Time series forecasting for non-transparent markets (wood waste)

Time series forecasting methods are commonly used in transparent markets stocks and other financial instruments where prices are openly disclosed and relevant information about market conditions, product specifications and other factors influencing transactions are readily accessible.

There are other markets though, such as wood waste, where information is not as easily available, and where there are various other external factors which make prediction of future values challenging.

In this project, I helped a market-leading firm in Germany forecast future prices using a variety of time series forecasting models. The firm supplies combined heat and power plants with the desired combustibles including waste wood. Their business model relies on collecting wood waste from sellers, which could be consumers or businesses, at a specific price and selling it to power plants for energy generation. This makes it critical for the company to know what the price of the wood waste will be in the future, in order to understand and arrive at an appropriate number for negotiations.

Tech used

Python in Visual Studio
Time series analysis and related necessary packages

Data collection and preprocessing

The data used for this analysis and forecasting was provided by the client. It includes the price of waste as recorded by them weekly from around Sep 2020 until May 2024. The price value is sometimes recorded as negative, which is when the client was paid for taking the waste from the supplier and at other times as positive, in which case the client made payments to suppliers to take the waste from them.
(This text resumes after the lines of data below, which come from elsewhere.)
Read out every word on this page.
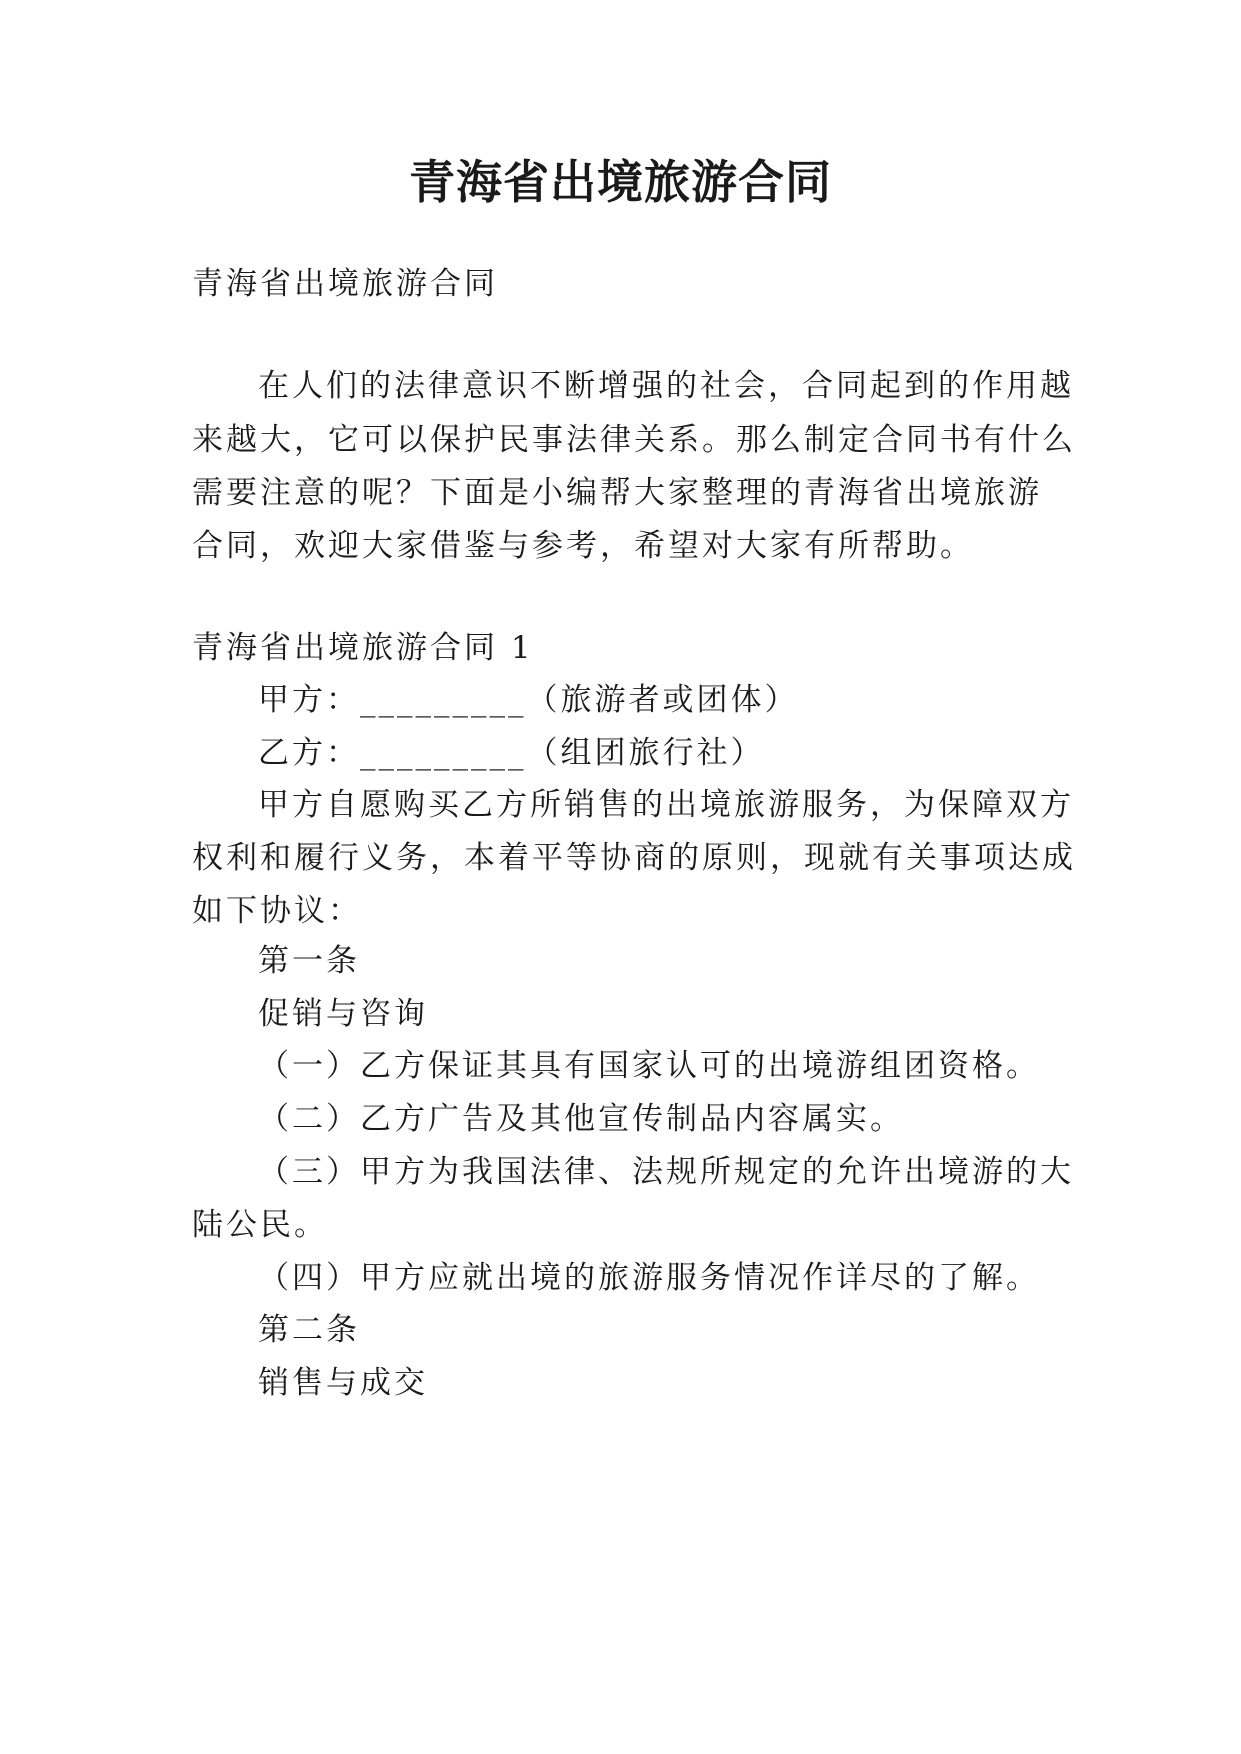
青海省出境旅游合同
青海省出境旅游合同
在人们的法律意识不断增强的社会，合同起到的作用越
来越大，它可以保护民事法律关系。那么制定合同书有什么
需要注意的呢？下面是小编帮大家整理的青海省出境旅游
合同，欢迎大家借鉴与参考，希望对大家有所帮助。
青海省出境旅游合同 1
甲方：_________（旅游者或团体）
乙方：_________（组团旅行社）
甲方自愿购买乙方所销售的出境旅游服务，为保障双方
权利和履行义务，本着平等协商的原则，现就有关事项达成
如下协议：
第一条
促销与咨询
（一）乙方保证其具有国家认可的出境游组团资格。
（二）乙方广告及其他宣传制品内容属实。
（三）甲方为我国法律、法规所规定的允许出境游的大
陆公民。
（四）甲方应就出境的旅游服务情况作详尽的了解。
第二条
销售与成交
There were 5773 observations in total in the data set, with seven columns for distinct features. These include among others:

A “week” column in object type
“wPreis” which contains the price recorded in float format
“Plz” which is a string object that denotes the cluster (combination of Postal Codes)
“Category” – a string object that denotes one category of the wood waste
“Behandelt” – a string object that denotes another category of the wood waste
“full” – a string object that denotes the combination of the Category and Behandelt categories

The data is recorded for 10 unique clusters which are collections of Postal Codes (Postleitzahl) in Germany, like [‘25’, ‘24’], [‘80’, ‘81’, ‘82’, ‘83’, ‘84’, ‘85’, ‘93’, ‘94’], [‘70’, ‘71’, ‘73’, ‘74’, ‘75’, ‘76’] and so on.

The category variables are just different categories of the wood waste as recorded by the client. There were no null values in the data set so it was not required to drop any rows.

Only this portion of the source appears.